I had good health as a child and adult. I rarely fell ill in school and at work. My health screening results were excellent.
Who could have imagined that I would be struck with cancer?
In August 2011, I was diagnosed with stage 4 thyroid cancer; and recurrence within a year. When the doctor broke the news, shock rippled through my entire being. Thoughts and images flashed across my head about my mortality. To me, then, cancer was synonymous with death.
“I want to live,” I said, instinctively.
Following three surgeries, two radioactive iodine treatments, and hours of reading and learning, I now know that cancer need not be terminal. It is an illness that can be treated if the patient chooses to believe in the knowledge of science, the efficacy of medicine, and the positive collaboration with doctors and nurses.

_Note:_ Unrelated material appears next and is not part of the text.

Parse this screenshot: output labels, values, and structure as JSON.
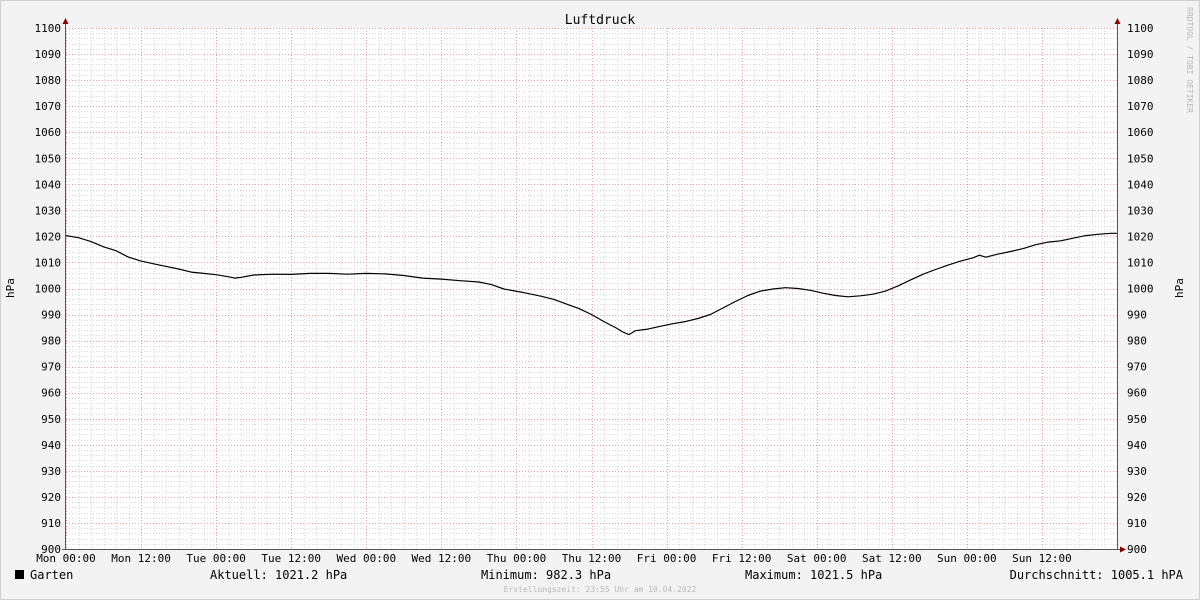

For me, my most life-changing resolution was to accept the love and support from the people who cared most for me; and to unleash my willpower to overcome the disease, to get well, so that I can continue to live a life that is full, if not fuller.
The three surgeries stripped 174 lymph nodes from my neck and chest. While I laid in the hospital bed recovering, the idea came to me to use the bean-shaped lymph nodes as a form for pottery. That genesis of a concept amplified to become 174 pieces I created for Beginnings. Each piece is symbolic of my loss, as well as my blessings.

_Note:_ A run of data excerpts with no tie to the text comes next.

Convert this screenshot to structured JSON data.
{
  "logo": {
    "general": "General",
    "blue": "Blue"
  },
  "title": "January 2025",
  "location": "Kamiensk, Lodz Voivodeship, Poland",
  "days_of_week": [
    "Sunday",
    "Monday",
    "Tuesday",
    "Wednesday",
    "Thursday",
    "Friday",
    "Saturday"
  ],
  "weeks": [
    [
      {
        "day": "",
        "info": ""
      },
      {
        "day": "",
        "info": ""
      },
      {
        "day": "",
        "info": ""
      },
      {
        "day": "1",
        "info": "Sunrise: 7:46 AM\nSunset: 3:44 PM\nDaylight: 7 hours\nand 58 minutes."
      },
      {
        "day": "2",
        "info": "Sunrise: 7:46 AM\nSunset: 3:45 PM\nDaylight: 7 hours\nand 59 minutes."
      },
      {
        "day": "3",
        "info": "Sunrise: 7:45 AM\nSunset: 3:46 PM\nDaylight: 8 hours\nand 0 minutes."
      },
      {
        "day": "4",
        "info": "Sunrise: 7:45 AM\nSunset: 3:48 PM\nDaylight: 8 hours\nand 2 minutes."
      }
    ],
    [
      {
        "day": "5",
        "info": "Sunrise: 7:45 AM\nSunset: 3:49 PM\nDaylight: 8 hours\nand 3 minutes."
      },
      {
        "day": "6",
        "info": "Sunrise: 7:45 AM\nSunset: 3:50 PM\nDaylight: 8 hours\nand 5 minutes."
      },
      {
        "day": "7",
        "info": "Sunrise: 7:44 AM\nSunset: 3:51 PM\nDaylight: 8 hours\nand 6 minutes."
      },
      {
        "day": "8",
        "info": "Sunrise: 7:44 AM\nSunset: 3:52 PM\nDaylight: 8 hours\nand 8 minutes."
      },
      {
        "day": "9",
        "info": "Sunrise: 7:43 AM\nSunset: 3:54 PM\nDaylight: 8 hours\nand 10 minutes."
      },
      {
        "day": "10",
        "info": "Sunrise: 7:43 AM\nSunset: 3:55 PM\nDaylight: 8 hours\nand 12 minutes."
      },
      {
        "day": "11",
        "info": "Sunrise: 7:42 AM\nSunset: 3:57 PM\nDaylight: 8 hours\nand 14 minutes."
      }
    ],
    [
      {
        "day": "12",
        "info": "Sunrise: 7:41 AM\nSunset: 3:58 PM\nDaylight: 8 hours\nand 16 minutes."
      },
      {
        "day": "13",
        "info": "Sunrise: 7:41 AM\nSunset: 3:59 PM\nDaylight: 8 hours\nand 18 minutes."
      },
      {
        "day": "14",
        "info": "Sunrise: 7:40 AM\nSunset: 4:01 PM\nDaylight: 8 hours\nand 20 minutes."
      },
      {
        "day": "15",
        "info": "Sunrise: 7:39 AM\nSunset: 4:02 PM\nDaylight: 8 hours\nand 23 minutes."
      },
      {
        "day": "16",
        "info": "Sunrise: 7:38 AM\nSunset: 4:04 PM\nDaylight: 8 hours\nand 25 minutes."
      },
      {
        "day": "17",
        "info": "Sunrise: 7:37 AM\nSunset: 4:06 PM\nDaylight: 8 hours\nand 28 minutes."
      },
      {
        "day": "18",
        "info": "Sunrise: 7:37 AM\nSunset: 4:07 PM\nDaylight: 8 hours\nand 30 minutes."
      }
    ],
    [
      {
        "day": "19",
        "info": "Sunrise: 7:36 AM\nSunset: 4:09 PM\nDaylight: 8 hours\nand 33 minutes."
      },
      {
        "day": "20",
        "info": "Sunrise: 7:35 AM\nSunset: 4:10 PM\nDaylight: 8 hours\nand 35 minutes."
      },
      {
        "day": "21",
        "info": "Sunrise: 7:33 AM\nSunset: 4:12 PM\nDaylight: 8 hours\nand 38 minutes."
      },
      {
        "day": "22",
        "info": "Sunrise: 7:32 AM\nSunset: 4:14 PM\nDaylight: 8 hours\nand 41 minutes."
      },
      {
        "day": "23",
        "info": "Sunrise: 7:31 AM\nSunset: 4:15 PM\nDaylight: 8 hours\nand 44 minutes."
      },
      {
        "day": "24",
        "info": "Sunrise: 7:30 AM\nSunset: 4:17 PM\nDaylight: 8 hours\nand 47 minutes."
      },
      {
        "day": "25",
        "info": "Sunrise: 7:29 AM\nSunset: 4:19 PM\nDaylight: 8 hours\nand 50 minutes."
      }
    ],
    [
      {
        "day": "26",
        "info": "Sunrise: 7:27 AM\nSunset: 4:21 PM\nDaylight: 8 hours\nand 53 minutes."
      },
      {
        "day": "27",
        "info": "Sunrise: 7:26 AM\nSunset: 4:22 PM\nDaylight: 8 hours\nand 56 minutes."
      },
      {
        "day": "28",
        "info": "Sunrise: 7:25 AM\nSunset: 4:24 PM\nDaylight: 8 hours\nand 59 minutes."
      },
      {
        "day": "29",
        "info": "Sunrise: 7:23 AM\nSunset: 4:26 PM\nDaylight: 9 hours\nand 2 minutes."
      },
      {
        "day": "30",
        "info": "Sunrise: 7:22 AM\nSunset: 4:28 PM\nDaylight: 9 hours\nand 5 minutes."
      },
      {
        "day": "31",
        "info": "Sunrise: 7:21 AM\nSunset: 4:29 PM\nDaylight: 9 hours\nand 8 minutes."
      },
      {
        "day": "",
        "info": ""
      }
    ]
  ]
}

I embarked on this artistic journey with a firm idea of my final creations. However, I soon realised that clay did not “respond” when I “dictated” or “imposed”. When fixated on an idea, I realised that I myself was not in my best form.
So, I began to let go.
At that point, I discovered kintsugi, the Japanese philosophy of valuing broken objects. Rather than destroy or hide the flaws, repairing an object where it is broken endows it with a new lease of life that is more valuable, more beautiful than the original form. I embraced kintsugi wholeheartedly. Previously, ever the perfectionist, I thought nothing of destroying works that cracked. I got distressed as each unsuccessful work delayed my goal to prepare 174 ceramic works for the exhibition.

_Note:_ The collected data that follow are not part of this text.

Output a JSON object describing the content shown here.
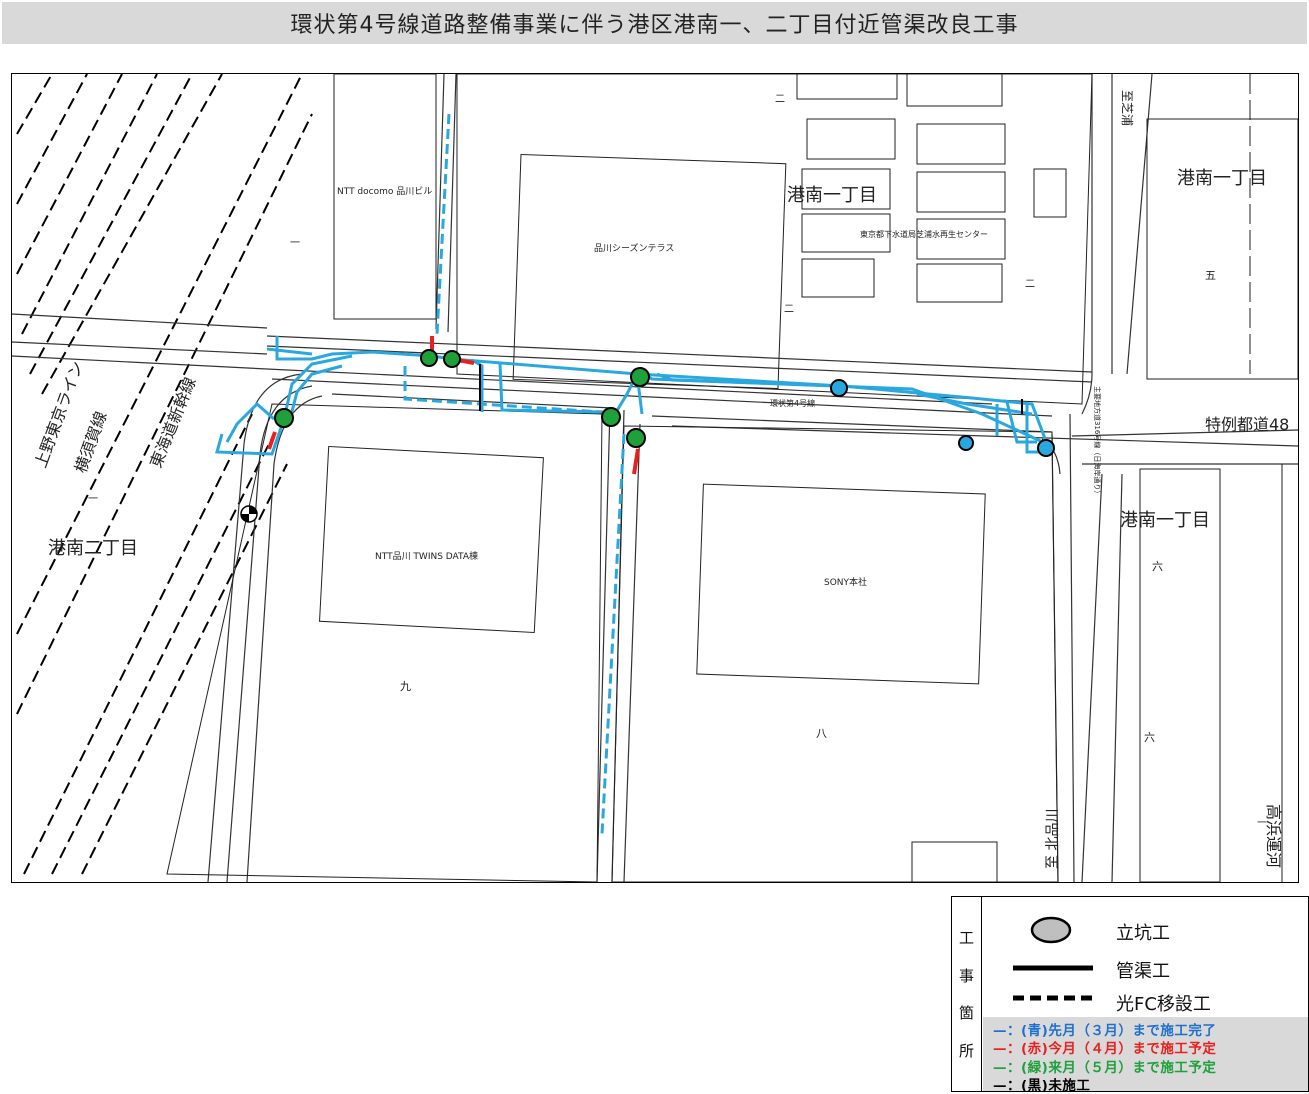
{
  "header": {
    "title": "環状第4号線道路整備事業に伴う港区港南一、二丁目付近管渠改良工事"
  },
  "map": {
    "labels": {
      "docomo": "NTT docomo 品川ビル",
      "seasons": "品川シーズンテラス",
      "konan1_top": "港南一丁目",
      "sewer": "東京都下水道局芝浦水再生センター",
      "konan1_right": "港南一丁目",
      "go": "五",
      "konan2": "港南二丁目",
      "twins": "NTT品川 TWINS DATA棟",
      "sony": "SONY本社",
      "kyu": "九",
      "hachi": "八",
      "konan1_mid": "港南一丁目",
      "roku1": "六",
      "roku2": "六",
      "kanjo4": "環状第4号線",
      "tokurei": "特例都道48",
      "shuyo": "主要地方道316号線（日海岸通り）",
      "shibaura": "至芝浦",
      "kitashinagawa": "至 北品川",
      "takahama": "高浜運河",
      "ueno": "上野東京ライン",
      "yokosuka": "横須賀線",
      "tokaido": "東海道新幹線",
      "ni1": "二",
      "ni2": "二",
      "ni3": "二",
      "ichi1": "一",
      "ichi2": "一",
      "ichi3": "一"
    },
    "colors": {
      "done_blue": "#29a8e0",
      "this_month_red": "#e8211f",
      "next_month_green": "#1ea03a",
      "not_started_black": "#000000"
    }
  },
  "legend": {
    "side_chars": [
      "工",
      "事",
      "箇",
      "所"
    ],
    "shaft_label": "立坑工",
    "pipe_label": "管渠工",
    "fc_label": "光FC移設工",
    "status": [
      {
        "text": "—：(青)先月（３月）まで施工完了",
        "color": "#1e6fd0"
      },
      {
        "text": "—：(赤)今月（４月）まで施工予定",
        "color": "#e8211f"
      },
      {
        "text": "—：(緑)来月（５月）まで施工予定",
        "color": "#1ea03a"
      },
      {
        "text": "—：(黒)未施工",
        "color": "#000000"
      }
    ]
  }
}
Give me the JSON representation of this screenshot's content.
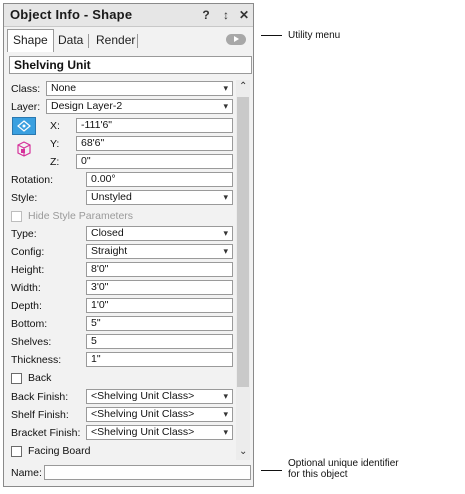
{
  "palette": {
    "title": "Object Info - Shape",
    "tabs": [
      {
        "label": "Shape",
        "active": true
      },
      {
        "label": "Data",
        "active": false
      },
      {
        "label": "Render",
        "active": false
      }
    ],
    "object_type": "Shelving Unit",
    "class": {
      "label": "Class:",
      "value": "None"
    },
    "layer": {
      "label": "Layer:",
      "value": "Design Layer-2"
    },
    "x": {
      "label": "X:",
      "value": "-111'6\""
    },
    "y": {
      "label": "Y:",
      "value": "68'6\""
    },
    "z": {
      "label": "Z:",
      "value": "0\""
    },
    "rotation": {
      "label": "Rotation:",
      "value": "0.00°"
    },
    "style": {
      "label": "Style:",
      "value": "Unstyled"
    },
    "hide_style": {
      "label": "Hide Style Parameters",
      "checked": false,
      "enabled": false
    },
    "type": {
      "label": "Type:",
      "value": "Closed"
    },
    "config": {
      "label": "Config:",
      "value": "Straight"
    },
    "height": {
      "label": "Height:",
      "value": "8'0\""
    },
    "width": {
      "label": "Width:",
      "value": "3'0\""
    },
    "depth": {
      "label": "Depth:",
      "value": "1'0\""
    },
    "bottom": {
      "label": "Bottom:",
      "value": "5\""
    },
    "shelves": {
      "label": "Shelves:",
      "value": "5"
    },
    "thickness": {
      "label": "Thickness:",
      "value": "1\""
    },
    "back": {
      "label": "Back",
      "checked": false
    },
    "back_finish": {
      "label": "Back Finish:",
      "value": "<Shelving Unit Class>"
    },
    "shelf_finish": {
      "label": "Shelf Finish:",
      "value": "<Shelving Unit Class>"
    },
    "bracket_finish": {
      "label": "Bracket Finish:",
      "value": "<Shelving Unit Class>"
    },
    "facing_board": {
      "label": "Facing Board",
      "checked": false
    },
    "name": {
      "label": "Name:",
      "value": ""
    }
  },
  "callouts": {
    "utility_menu": "Utility menu",
    "name_line1": "Optional unique identifier",
    "name_line2": "for this object"
  },
  "colors": {
    "panel": "#f2f2f2",
    "titlebar": "#e6e6e6",
    "field_border": "#9a9a9a"
  }
}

Discovering, then accepting kintsugi, led me to complete the collection of works for Beginnings. It is a fitting metaphor for a way to confront and accept cancer that could potentially be terminal; and to find strength and beauty in the process of healing.
Beginnings began as a deeply personal project. Along the way, my friends stepped forward and offered to help me in many ways so that the initiative grew to become “our” project. How appropriate! For in my journey to prevail over cancer, I had not been alone. My friends had always been by my side.
This year, in 2017, I celebrate my fifth anniversary as a cancer survivor. Beginnings expresses my deep appreciation for my family and friends for being with me. I am grateful to my doctors and nurses who made me feel as if I had been touched by angels while lying in hospital beds. Most of all, it is my way of extending my support for cancer patients who are fighting to survive.
I want them to know: You are not alone.